How to Tell If Your Kids Are in Distress
If your child exhibits signs and symptoms of stress, anxiety, or emotional turmoil after a divorce, they may be distressed.
Helping your child through a divorce may be one of the most challenging tasks you ever undertake as a parent. Not only must you deal with your own emotions, but you must also try to keep feelings of negativity, anger, or blame toward your spouse to yourself. Providing reassurance and stability to your children, at a time when you are hurting the most, is a tall order.
The good news is that many parents have been in your shoes and navigated this process successfully. The American Academy of Pediatrics has suggestions about the types of messages you should communicate to your children based on their stage of development and how to address unspoken questions they may have about divorce.
But what if, despite all your best efforts, your children are not adjusting to the change? How will you know? Depending on the age of your children, distress from divorce may present itself through different signs and symptoms.
Signs of distress in younger children
Anxiety. Though anxiety takes many forms, you are looking for a change in how much your child worries about or fears certain things. Are they becoming increasingly stressed about homework, tests, or making mistakes? Has your child started worrying about riding the school bus or making friends? Are they scared to leave your side? Are they obsessively worried about the weather or the future? Any of these could be signs that your child is suffering from anxiety.
Illness. Anxiety can also present itself by making your child physically sick. Excessive stress and worrying can result in feeling shaky, jittery, or short of breath. Your child may suffer from frequent stomach aches or headaches as well.
Nightmares. A child may start having frequent bad dreams. Nightmares can be part of a child’s reaction to stress, anxiety, or trauma.
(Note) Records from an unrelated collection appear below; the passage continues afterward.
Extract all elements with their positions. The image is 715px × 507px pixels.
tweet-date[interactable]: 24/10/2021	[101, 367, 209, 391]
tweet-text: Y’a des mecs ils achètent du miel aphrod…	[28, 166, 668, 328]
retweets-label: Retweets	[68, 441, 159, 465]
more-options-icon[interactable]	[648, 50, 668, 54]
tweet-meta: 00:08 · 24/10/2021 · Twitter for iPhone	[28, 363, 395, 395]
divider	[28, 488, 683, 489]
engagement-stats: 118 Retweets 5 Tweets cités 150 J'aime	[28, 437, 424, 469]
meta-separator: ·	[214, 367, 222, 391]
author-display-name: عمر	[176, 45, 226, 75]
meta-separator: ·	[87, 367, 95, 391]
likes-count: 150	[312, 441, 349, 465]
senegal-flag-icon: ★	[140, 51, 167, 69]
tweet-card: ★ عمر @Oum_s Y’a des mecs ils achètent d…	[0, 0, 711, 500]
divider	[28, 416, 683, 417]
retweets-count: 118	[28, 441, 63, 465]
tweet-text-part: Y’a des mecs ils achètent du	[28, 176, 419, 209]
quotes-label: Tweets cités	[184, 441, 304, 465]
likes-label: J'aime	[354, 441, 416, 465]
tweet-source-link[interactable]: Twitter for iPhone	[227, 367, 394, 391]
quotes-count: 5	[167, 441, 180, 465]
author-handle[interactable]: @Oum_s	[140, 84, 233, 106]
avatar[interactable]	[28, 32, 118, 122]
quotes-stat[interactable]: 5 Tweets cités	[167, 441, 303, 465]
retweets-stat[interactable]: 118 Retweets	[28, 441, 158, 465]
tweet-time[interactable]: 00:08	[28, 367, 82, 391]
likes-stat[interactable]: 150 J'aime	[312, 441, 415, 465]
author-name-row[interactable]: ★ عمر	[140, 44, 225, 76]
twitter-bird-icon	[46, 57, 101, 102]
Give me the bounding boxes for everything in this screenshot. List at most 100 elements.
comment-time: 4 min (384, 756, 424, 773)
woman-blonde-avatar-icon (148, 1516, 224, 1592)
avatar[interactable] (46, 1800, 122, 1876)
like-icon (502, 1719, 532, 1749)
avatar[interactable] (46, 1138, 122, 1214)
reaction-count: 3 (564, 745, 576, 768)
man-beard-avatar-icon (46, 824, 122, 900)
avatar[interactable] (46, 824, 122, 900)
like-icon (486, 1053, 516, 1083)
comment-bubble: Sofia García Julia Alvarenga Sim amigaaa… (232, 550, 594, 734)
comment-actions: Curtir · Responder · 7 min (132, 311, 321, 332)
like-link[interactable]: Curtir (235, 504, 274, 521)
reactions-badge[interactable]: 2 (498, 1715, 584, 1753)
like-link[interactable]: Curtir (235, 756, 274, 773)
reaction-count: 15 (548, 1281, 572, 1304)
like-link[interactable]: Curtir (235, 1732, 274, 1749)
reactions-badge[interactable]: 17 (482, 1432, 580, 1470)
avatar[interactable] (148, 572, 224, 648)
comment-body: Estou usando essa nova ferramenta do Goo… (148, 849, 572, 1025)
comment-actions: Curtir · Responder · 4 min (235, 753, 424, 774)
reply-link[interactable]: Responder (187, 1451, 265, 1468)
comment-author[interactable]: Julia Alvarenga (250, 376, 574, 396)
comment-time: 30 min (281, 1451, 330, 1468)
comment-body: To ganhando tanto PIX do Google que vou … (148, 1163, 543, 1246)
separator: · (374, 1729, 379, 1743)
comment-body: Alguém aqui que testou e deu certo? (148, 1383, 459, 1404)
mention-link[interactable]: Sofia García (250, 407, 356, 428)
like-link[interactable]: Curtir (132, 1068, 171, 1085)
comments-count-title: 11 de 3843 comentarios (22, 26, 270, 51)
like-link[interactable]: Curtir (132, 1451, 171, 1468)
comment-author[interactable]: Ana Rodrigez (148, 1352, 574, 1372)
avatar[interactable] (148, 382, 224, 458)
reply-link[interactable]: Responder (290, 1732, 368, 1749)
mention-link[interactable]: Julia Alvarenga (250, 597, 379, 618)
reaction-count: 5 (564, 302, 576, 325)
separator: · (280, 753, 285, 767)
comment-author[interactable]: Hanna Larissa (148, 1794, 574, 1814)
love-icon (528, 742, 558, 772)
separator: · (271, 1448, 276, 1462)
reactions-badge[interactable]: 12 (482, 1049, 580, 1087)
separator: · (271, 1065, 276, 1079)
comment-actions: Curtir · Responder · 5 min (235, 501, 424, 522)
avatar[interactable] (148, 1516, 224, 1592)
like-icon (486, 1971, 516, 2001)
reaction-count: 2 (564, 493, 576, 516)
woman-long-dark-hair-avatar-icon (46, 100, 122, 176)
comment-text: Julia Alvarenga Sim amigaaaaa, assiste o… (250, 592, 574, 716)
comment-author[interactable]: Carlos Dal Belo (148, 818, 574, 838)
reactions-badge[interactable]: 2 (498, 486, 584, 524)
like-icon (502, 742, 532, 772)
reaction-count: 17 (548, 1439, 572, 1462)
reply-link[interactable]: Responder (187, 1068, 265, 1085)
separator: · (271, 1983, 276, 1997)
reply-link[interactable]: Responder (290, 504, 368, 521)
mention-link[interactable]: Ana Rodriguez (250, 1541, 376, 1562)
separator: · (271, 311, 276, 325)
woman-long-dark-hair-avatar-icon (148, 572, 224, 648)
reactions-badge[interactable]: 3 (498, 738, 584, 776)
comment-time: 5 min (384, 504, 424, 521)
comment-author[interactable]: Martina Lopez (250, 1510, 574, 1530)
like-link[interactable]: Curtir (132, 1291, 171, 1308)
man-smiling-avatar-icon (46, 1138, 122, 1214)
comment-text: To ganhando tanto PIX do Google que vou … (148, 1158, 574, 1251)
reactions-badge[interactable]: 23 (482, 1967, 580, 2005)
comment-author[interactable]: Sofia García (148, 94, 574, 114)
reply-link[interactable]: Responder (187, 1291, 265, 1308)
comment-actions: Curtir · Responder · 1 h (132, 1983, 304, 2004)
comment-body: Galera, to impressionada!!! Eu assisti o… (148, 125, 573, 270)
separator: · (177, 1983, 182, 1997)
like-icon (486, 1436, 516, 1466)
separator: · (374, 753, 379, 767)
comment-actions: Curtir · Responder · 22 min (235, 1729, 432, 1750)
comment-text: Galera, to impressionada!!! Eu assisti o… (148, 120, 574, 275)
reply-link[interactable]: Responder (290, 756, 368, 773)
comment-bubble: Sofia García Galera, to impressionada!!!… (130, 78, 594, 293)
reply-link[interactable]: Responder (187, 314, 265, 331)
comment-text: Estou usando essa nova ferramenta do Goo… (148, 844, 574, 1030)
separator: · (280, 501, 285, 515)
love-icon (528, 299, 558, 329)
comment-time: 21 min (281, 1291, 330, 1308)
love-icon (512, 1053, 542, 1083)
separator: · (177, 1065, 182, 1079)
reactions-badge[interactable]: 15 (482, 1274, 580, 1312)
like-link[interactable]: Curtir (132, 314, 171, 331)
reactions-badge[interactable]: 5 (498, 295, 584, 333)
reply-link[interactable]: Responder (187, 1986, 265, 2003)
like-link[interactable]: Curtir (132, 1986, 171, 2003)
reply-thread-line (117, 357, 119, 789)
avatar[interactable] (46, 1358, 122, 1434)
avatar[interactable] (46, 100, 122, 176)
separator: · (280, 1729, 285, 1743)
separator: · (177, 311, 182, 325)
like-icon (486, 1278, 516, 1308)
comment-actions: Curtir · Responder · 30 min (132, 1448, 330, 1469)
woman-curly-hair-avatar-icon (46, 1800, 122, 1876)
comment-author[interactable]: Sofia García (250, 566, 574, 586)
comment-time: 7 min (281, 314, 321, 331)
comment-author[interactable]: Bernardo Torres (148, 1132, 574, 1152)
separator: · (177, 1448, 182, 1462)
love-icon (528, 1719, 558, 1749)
Bedwetting. Regressive behaviors such as bedwetting, baby talk, wanting a bottle again, or trouble sleeping through the night are all indications that your child is struggling emotionally.
Signs of distress in older children
Anger or Depression. Anger and sadness are natural emotional reactions to divorce, but if they go on for an extended period, it’s important to get help for your child. Some kids may become belligerent to the point that they are disruptive in school or disrespectful to adults and peers. Other children may show signs of depression such as feeling extremely sad and lonely, withdrawing from activities they used to love, having an extreme lack of energy, or exhibiting other changes in sleep, appetite, or self-esteem.
Behavior Changes. Impulsive behaviors like violent outbursts or exorbitant purchases may occur. Risky behaviors such as experimenting with drugs or alcohol, engaging in sexual activity, or even taking part in extreme or dangerous activities, needs to be addressed right away.
Poor Grades. A sudden struggle in school, reflected in your child’s grades, is a sign that they are in distress. Poor grades can be linked to stress, anxiety, depression, and more.
Self-Harm. It’s every parent’s worst nightmare for their child to have suicidal thoughts, but the reality is that suicide is the second-leading cause of death among 10 to 34 year old’s. If your child exhibits feelings of worthlessness, hopelessness, or social withdrawal, they could be considering suicide. Other signs to look out for include a sudden preoccupation with death, direct expression of feelings like wishing they were no longer here, or inflicting self-harm such as cutting, burning, or hitting themselves.
Don't ignore signs of distress in children
It’s important to pay extra attention to your children during and after a divorce by spending one-on-one time with them, taking an interest in their activities and friends, and regularly talking to their teachers, coaches, or other mentors. If you feel like your child is struggling, don’t wait to get help. Seeking assistance from a qualified therapist may be one of the most important decisions you ever make for your child’s long-term health and happiness.